Incubator Grants

A Drug Screening Approach to Rescue OXPHOS Defective Cells

L-R: Mike Ryan and Luke Formosa at work in the Ryan lab.

L-R: Mike Ryan and Luke Formosa at work in the Ryan lab.

Researcher

Professor Mike Ryan

Research Institution

Monash University

Project Name

A Drug Screening Approach to Rescue OXPHOS Defective Cells

Project Details

Professor Mike Ryan is leading a project to discover compounds that can treat mitochondrial disease (mito).  He is the head of the Mitochondria Lab at Monash University in Melbourne and a professor of biochemistry and molecular biology.  Professor Ryan’s lab aims to evaluate 10,000 therapeutic compounds in cell models, and identify ones that repair mitochondrial mutations.  The ultimate goal of the project is to develop a drug that improves medical outcomes and quality of life for mito patients.

In mito, genetic mutations lead to improperly folded proteins which prevent mitochondria from functioning correctly. Most mutations affect the mitochondrial respiratory chain, the group of proteins and enzymes that convert food molecules into usable energy for the body. The largest component of the respiratory chain is complex I. Defects in complex I are the most significant cause of mito, responsible for 35 percent of all cases. Accordingly, Professor Ryan will be using cell models with a complex I defect.

Figure 1: A depiction of mitochondrial respiratory chain complex I. Certain genetic mutations alter the shape of this molecule and prevent it from functioning. Professor Ryan’s research is seeking a compound that could stabilise complex I, and thus improve mitochodnrial function.   The grey band represents the inner mitochondrial membrane. Source: Wikimedia Commons, Protein Data Bank http://pdb101.rcsb.org/motm/144

Professor Ryan’s team has developed a method to rapidly test thousands of therapeutic compounds in a cell model. Using CRISPR-Cas9 technology, his team will edit the genome of cells to mimic an ACAD9 mutation, which disrupts an enzyme crucial for the assembly of mitochondrial complex I. This specific mutation has been reported in at least 30 known patients across the world, allowing researchers to compare cell model and real-life cases. Cells will be cultured in an automated system that enables a far greater number of compounds to be studied than could be manually. Ten thousand compounds will be analysed in this system, including 3,707 drugs approved by the US Food and Drug Administration, 89 epigenetic compounds, 276 kinase modulators, 928 microsource compounds, and 5,000 compounds.  Cells that survive will be rapidly identified using a robotic camera.

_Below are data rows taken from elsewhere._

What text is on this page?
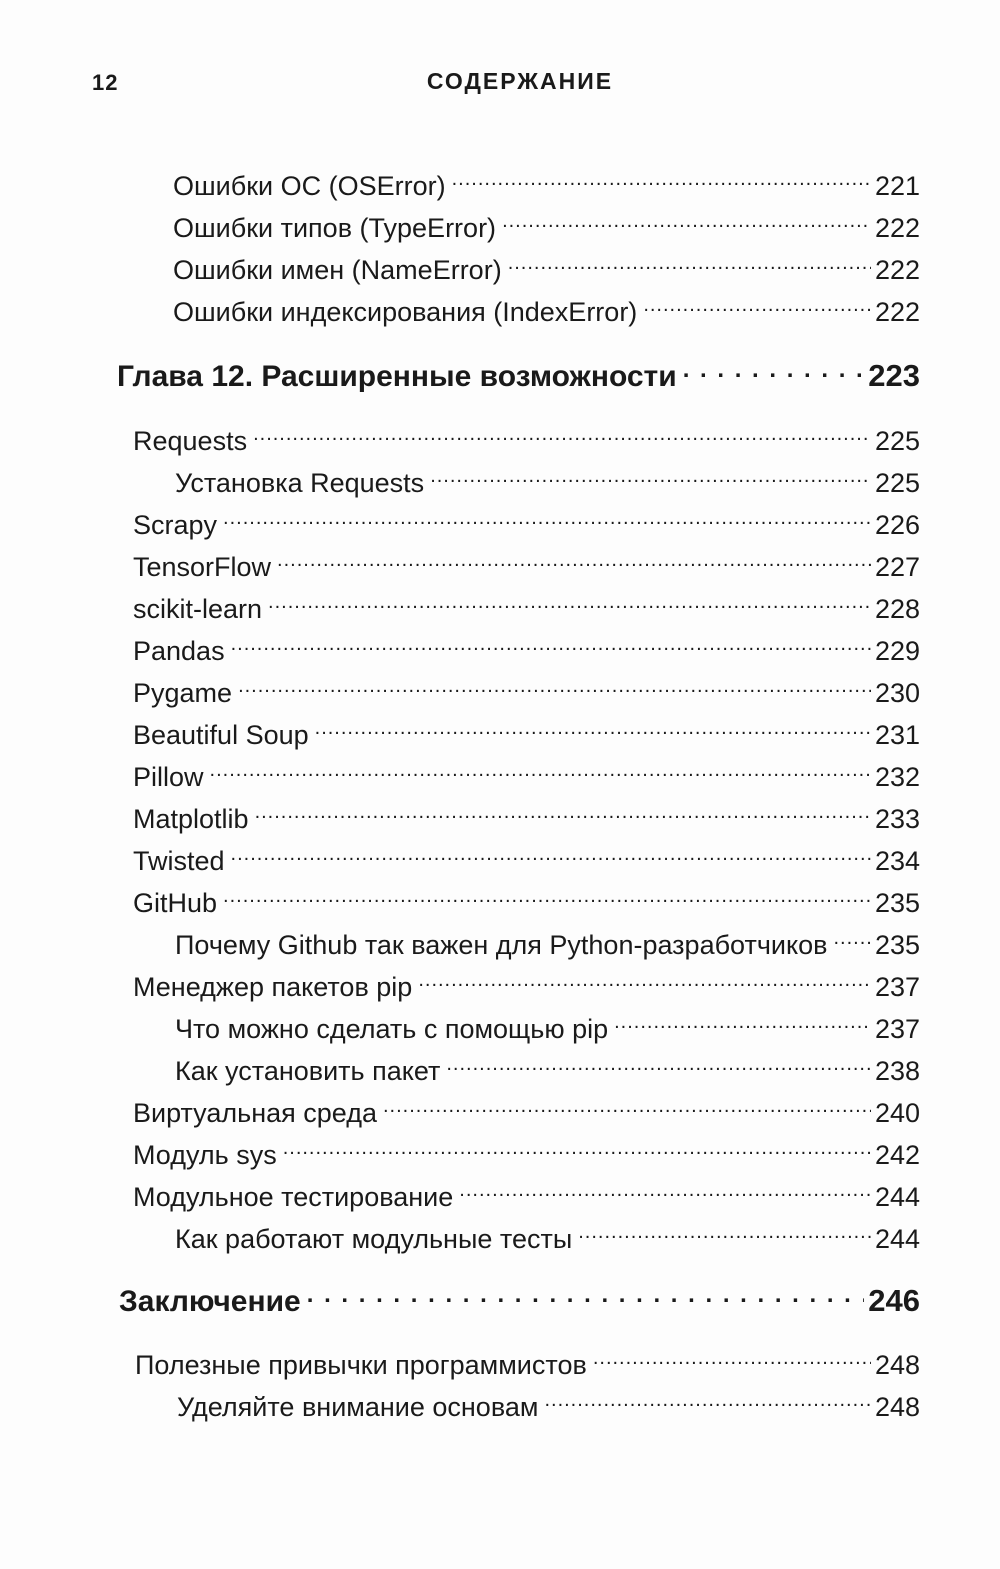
12	СОДЕРЖАНИЕ
Ошибки ОС (OSError) .....	221
Ошибки типов (TypeError) .....	222
Ошибки имен (NameError) .....	222
Ошибки индексирования (IndexError) .....	222
Глава 12. Расширенные возможности . . .	223
Requests .....	225
Установка Requests .....	225
Scrapy .....	226
TensorFlow .....	227
scikit-learn .....	228
Pandas .....	229
Pygame .....	230
Beautiful Soup .....	231
Pillow .....	232
Matplotlib .....	233
Twisted .....	234
GitHub .....	235
Почему Github так важен для Python-разработчиков ..... 235
Менеджер пакетов pip .....	237
Что можно сделать с помощью pip .....	237
Как установить пакет .....	238
Виртуальная среда .....	240
Модуль sys .....	242
Модульное тестирование .....	244
Как работают модульные тесты .....	244
Заключение . . .	246
Полезные привычки программистов .....	248
Уделяйте внимание основам .....	248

Professor Ryan’s team hopes to identify compounds that repair the cells’ mitochondria. He predicts that repair could occur by one of two mechanisms. The first mechanism is that a compound would act as a chaperone protein, which corrects misfolded proteins, allowing complex I to assemble.  Another possible mechanism is that a compound that would mimic the function of complex I, and thus compensate for its absence. Both mechanisms result in cells with improved energy metabolism. Compounds that repair defective cells will be tested in additional cells model, and then developed into drug formulation for use in mouse models and hopefully clinical trials.

At the moment, therapies for mito patients are limited. There are no approved compounds that address the primary cause. Professor Mike Ryan and his team at the Monash Mitochondria Lab are working to change this.  It is because of the Mito Foundation’s generous supporters that research like this is occurring in Australia each and every day.